Now, the original financiers of this proposed coal-fired power plant are running for the hills.
Last month, South Korea’s state-run Korea Electric Power Corp, KEPCO, announced its withdrawal from its 50 percent stake in the Thabametsi project. Earlier this week, it was reported that both the Public Investment Corporation and the Industrial Development Corporation, had withdrawn their financing too.
The Development Bank of Southern Africa was quoted as saying it was reassessing the project to determine if it was in-line with the bank’s policy of a “just transition towards a low carbon economy.”
All South Africa’s private banks have already withdrawn their pledged funding for the project.
“In an environment where renewable energy is much cheaper than coal, any new investment in coal power is completely unjustifiable,” says Earthlife Africa director Makoma Lekalakala. “That is over and above the unconscionable health and environmental costs of coal, which are being borne by communities living in all our coal areas in Mpumalanga, Limpopo and KwaZulu-Natal.”

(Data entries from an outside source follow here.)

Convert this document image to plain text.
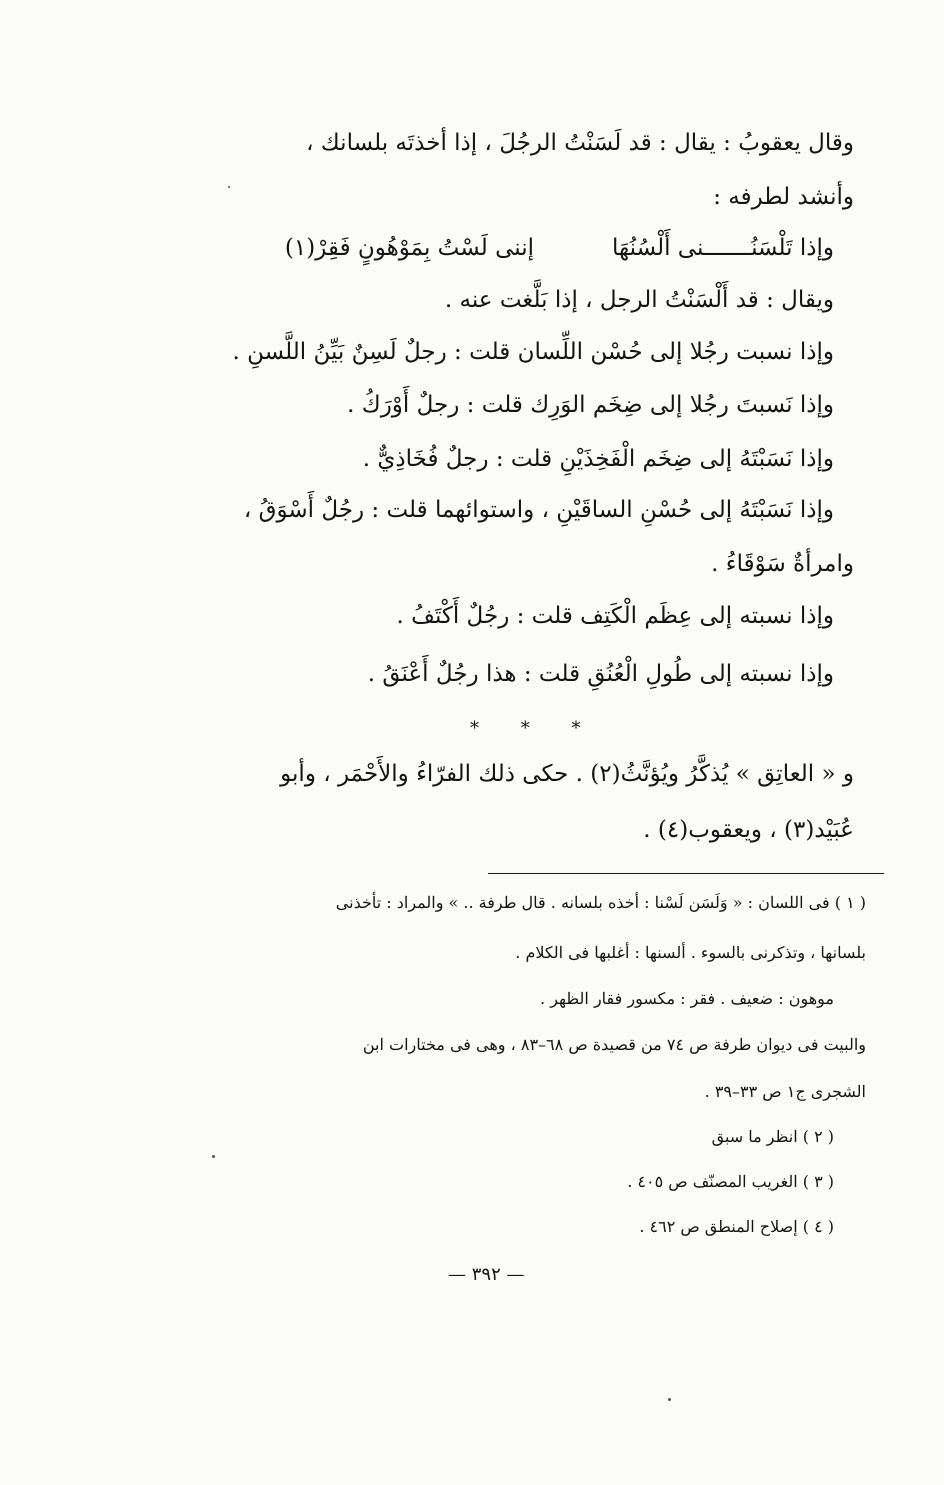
وقال يعقوبُ : يقال : قد لَسَنْتُ الرجُلَ ، إذا أخذتَه بلسانك ،
وأنشد لطرفه :
وإذا تَلْسَنُـــــــنى أَلْسُنُهَا
إننى لَسْتُ بِمَوْهُونٍ فَقِرْ(١)
ويقال : قد أَلْسَنْتُ الرجل ، إذا بَلَّغت عنه .
وإذا نسبت رجُلا إلى حُسْن اللِّسان قلت : رجلٌ لَسِنٌ بَيِّنُ اللَّسنِ .
وإذا نَسبتَ رجُلا إلى ضِخَم الوَرِك قلت : رجلٌ أَوْرَكُ .
وإذا نَسَبْتَهُ إلى ضِخَم الْفَخِذَيْنِ قلت : رجلٌ فُخَاذِيٌّ .
وإذا نَسَبْتَهُ إلى حُسْنِ الساقَيْنِ ، واستوائهما قلت : رجُلٌ أَسْوَقُ ،
وامرأةٌ سَوْقَاءُ .
وإذا نسبته إلى عِظَم الْكَتِف قلت : رجُلٌ أَكْتَفُ .
وإذا نسبته إلى طُولِ الْعُنُقِ قلت : هذا رجُلٌ أَعْنَقُ .
* * *
و « العاتِق » يُذكَّرُ ويُؤنَّثُ(٢) . حكى ذلك الفرّاءُ والأَحْمَر ، وأبو
عُبَيْد(٣) ، ويعقوب(٤) .
( ١ ) فى اللسان : « وَلَسَن لَسْنا : أخذه بلسانه . قال طرفة .. » والمراد : تأخذنى
بلسانها ، وتذكرنى بالسوء . ألسنها : أغلبها فى الكلام .
موهون : ضعيف . فقر : مكسور فقار الظهر .
والبيت فى ديوان طرفة ص ٧٤ من قصيدة ص ٦٨–٨٣ ، وهى فى مختارات ابن
الشجرى ج١ ص ٣٣–٣٩ .
( ٢ ) انظر ما سبق
( ٣ ) الغريب المصنّف ص ٤٠٥ .
( ٤ ) إصلاح المنطق ص ٤٦٢ .
— ٣٩٢ —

Thomas Mnguni, groundWork community coal campaigner, agrees. “This is a victory for environmental justice, the just transition and open democracy.”
Had it proceeded, Thabametsi would have been one of the most greenhouse gas emission-intensive coal-fired power stations in the world, and would have cost South Africa R12.57 billion in comparison to a least-cost electricity system.
The Industrial Development Corporation, which faces criticism of its ongoing investments in fossil fuels, still seemed to suggest in reports that it would consider financing “clean coal” projects.
“Clean coal is a myth,” said Nicole Loser, the attorney at the Centre for Environmental Rights who has led the legal challenge of Thabametsi. “There is no version of coal-fired power that curbs greenhouse gas emissions, or adequately mitigates all the harms of coal-fired power to the extent it is required. In any event, the additional costs of this technology make already-expensive coal completely uncompetitive with cheaper clean energy sources.”